Starting on this assignment, we will deduct for sumbissions that produce errors when loaded into Scheme. (probably a 5% penalty)

• in writitng:
• whether your heuristic is completely original, an original variation on a known heuristic, or an implementation of a known heuristic

• an explanation of your heuristic

• whether your heuristic is admissible or not. If it is admissible, explain why. If not, explain why not, possibly with an example.

• whether your heuristic is monotonic or not. Explain why or why not.
##### Problem 4c
Do not do this problem. It was a "bonus problem" and is now basically superseded by Problem 4b.

### A prize

I will award a small prize to the best original heuristic. I have not decided exactly what the test criteria will be, except that it will involve a combination of:
• the number of nodes expanded
• the computation time to find a solution
• whether it finds the optimal solution
I may even create two divisions, one for optimal solutions and one for suboptimal solutions.

### Heuristics

I discussed a few heuristics in class today (Thurs Sept. 16) as well as how many heuristics can be derived from a formal description of the problem. This is discussed in a little detail in you text in Section 4.2.

Here are a few of the heuristics which I described:

• Nilsson's Sequence Score: h(n) = P(n) + 3 S(n)

P(n) is the manhattan distance of each tile from its proper position.

"The quantity S(n) is a sequence score obtained by checking around the noncentral squares in turn, allotting 2 for every tile not followed by its proper successor and 0 for every other tile, except that a piece in the center scores 1."

This might be easier to understand if you know that the goal state that Nilsson uses is represented by: (1 2 3 8 space 4 7 6 5). This heuristic is not admissible.

• X-Y: decompose the problem into two one dimensional problems where the "space" can swap with any tile in an adjacent row/column. Add the number of steps from the two subproblems.

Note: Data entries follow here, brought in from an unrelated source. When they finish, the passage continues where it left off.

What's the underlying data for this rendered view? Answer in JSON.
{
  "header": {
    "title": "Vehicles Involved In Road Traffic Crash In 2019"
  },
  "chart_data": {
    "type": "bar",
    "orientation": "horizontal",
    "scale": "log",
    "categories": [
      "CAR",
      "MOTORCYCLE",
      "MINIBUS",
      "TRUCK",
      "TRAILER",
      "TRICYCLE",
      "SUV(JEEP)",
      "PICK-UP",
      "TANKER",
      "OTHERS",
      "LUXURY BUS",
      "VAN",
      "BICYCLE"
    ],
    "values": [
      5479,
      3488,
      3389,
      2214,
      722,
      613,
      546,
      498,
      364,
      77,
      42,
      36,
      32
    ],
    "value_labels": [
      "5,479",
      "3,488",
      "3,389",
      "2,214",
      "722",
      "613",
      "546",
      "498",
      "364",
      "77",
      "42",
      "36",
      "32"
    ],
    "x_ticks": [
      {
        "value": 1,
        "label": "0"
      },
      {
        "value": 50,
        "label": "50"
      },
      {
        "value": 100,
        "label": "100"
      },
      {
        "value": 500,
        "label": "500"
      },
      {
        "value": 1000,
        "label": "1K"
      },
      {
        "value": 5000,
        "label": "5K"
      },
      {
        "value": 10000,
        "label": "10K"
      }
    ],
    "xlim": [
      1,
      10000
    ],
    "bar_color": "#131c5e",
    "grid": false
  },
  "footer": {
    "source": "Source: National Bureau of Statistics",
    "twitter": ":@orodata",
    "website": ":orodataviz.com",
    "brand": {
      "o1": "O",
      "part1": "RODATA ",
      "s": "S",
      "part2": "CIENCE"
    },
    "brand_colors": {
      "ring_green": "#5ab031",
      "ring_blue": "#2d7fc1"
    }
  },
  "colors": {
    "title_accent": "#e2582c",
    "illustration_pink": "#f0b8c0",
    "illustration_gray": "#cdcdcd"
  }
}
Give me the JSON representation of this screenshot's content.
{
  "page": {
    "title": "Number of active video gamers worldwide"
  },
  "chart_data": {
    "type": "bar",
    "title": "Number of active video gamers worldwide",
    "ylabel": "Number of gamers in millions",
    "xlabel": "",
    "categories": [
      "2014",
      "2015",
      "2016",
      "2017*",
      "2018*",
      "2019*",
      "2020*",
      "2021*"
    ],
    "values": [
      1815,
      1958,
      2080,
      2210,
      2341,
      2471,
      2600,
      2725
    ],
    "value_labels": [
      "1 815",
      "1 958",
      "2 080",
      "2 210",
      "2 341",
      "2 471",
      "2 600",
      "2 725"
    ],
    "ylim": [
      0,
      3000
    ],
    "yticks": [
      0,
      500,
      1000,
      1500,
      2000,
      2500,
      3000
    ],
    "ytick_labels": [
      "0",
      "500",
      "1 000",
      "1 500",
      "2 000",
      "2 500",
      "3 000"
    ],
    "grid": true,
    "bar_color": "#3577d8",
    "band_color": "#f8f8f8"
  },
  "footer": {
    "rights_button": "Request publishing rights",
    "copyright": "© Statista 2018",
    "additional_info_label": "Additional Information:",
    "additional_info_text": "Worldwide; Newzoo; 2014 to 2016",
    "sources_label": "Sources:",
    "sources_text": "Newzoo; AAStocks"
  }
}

• Number out of row plus number out of column

• n-MaxSwap: assume you can swap any tile with the "space". Use the number of steps it takes to solve this problem as the heuristic value.

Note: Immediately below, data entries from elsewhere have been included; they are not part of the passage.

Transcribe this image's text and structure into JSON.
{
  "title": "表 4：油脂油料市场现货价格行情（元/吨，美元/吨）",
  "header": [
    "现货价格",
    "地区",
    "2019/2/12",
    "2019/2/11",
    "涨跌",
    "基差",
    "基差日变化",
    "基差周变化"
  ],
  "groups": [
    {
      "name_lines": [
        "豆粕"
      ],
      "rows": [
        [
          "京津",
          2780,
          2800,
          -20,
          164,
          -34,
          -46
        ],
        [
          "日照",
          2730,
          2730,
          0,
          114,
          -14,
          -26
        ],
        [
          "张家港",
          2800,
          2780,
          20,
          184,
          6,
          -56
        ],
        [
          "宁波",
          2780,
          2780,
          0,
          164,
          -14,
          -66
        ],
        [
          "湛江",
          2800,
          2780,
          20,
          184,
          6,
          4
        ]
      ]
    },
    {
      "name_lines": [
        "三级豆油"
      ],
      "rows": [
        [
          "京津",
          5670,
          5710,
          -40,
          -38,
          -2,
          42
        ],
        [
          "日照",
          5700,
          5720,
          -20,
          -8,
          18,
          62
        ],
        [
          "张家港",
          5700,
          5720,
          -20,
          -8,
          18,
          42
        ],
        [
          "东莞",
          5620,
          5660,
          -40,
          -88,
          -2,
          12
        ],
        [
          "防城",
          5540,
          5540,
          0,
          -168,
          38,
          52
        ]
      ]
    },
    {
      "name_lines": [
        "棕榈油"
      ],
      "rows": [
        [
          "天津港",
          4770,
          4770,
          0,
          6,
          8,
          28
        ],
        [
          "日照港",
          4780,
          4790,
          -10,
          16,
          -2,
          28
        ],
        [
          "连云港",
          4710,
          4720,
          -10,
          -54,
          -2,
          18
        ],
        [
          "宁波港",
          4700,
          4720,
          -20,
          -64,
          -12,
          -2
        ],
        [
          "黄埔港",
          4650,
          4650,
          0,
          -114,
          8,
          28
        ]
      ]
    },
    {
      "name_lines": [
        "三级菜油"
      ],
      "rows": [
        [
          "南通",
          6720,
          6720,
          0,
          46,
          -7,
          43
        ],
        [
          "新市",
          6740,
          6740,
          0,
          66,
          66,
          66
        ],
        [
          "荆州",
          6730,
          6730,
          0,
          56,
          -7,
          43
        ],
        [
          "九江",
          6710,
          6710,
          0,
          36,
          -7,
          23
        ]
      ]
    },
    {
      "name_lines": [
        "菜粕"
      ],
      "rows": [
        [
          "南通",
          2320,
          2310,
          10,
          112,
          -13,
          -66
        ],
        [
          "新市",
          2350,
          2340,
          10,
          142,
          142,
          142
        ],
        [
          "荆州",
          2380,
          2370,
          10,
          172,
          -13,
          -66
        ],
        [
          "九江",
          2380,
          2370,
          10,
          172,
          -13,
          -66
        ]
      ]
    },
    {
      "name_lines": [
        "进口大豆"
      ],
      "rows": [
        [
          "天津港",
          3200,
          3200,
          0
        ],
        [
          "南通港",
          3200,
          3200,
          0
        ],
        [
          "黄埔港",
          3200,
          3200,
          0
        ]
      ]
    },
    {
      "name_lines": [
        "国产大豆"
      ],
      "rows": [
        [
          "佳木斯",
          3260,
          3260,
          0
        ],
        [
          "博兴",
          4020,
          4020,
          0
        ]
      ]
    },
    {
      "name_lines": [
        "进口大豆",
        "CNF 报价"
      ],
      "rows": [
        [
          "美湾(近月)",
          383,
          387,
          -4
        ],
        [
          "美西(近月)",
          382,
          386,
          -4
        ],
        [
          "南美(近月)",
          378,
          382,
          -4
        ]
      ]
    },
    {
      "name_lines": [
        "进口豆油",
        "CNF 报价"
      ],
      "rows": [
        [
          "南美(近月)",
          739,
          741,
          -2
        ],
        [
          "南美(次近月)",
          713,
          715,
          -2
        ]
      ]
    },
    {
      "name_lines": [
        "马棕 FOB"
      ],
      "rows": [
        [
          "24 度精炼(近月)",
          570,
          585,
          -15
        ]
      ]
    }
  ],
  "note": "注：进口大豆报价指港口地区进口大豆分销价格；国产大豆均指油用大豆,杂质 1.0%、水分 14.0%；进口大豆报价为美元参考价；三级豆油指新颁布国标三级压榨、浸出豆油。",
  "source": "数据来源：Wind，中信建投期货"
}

• n-Swap: represent the "space" as a tile and assume you can swap any two tiles. Use the number of steps it takes to solve this problem as the heuristic value.

• Distance of blank: In terms of the operator/state representation used today in class:
• drop from xmove: xloc, yloc, ylocb
• drop from ymove: xloc, yloc, xlocb
• factor into X and Y
Note that some of these heuristics involve performing a search to find the value of the heuristic. In these cases, you want the additional time spent evaluating the heuristic to be more than offset by the decrease in the effective branching factor.

You could create the "perfect" heuristic by having it perform an A* search to find the exact number of steps to reach the goal, but I would not accept this as a good solution to this problem.

### Materials on reserve

I have put two readings on reserve in the library in "Homework folder #3" These are:
• A paper about ABSOLVER, a program that automatically generates heuristics from formal descriptions of a problem. Almost all the heuristics above are listed in this paper (either known heuristics that were derived by ABSOLVER or original heuristics that were created by ABSOLVER).

• A section from "Problem Solving Methods in Artificial Intelligence" by Nils J. Nilsson, McGraw-Hill, 1971, pp. 53--68. This includes some formal proofs about the A* algorithm and also includes Nilsson's Sequence heuristic described above.

### Starting scheme with a larger heap

You may find that you run out of memory. On my computer, I am able to search about 14,000 nodes before running out of memory which should be more than enough for reasonable problems with a good heuristic.

You can find out how much heap space you have with the scheme command:

```(print-gc-statistics)
```
Look for the "heap free" and "heap in use" sizes. By default, you probably have about 220,000 words.

You can start Scheme with a larger heap either by specifying the flag -large, which should start you with about 1,000,000 words, or by specifying a heap size with -heap <blocks>, where blocks is the number of 1024 word blocks. To start with a 2-meg word heap, you would use -heap 2048.

For those of you using Windows, you'll have to edit the alias to add the appropriate flags.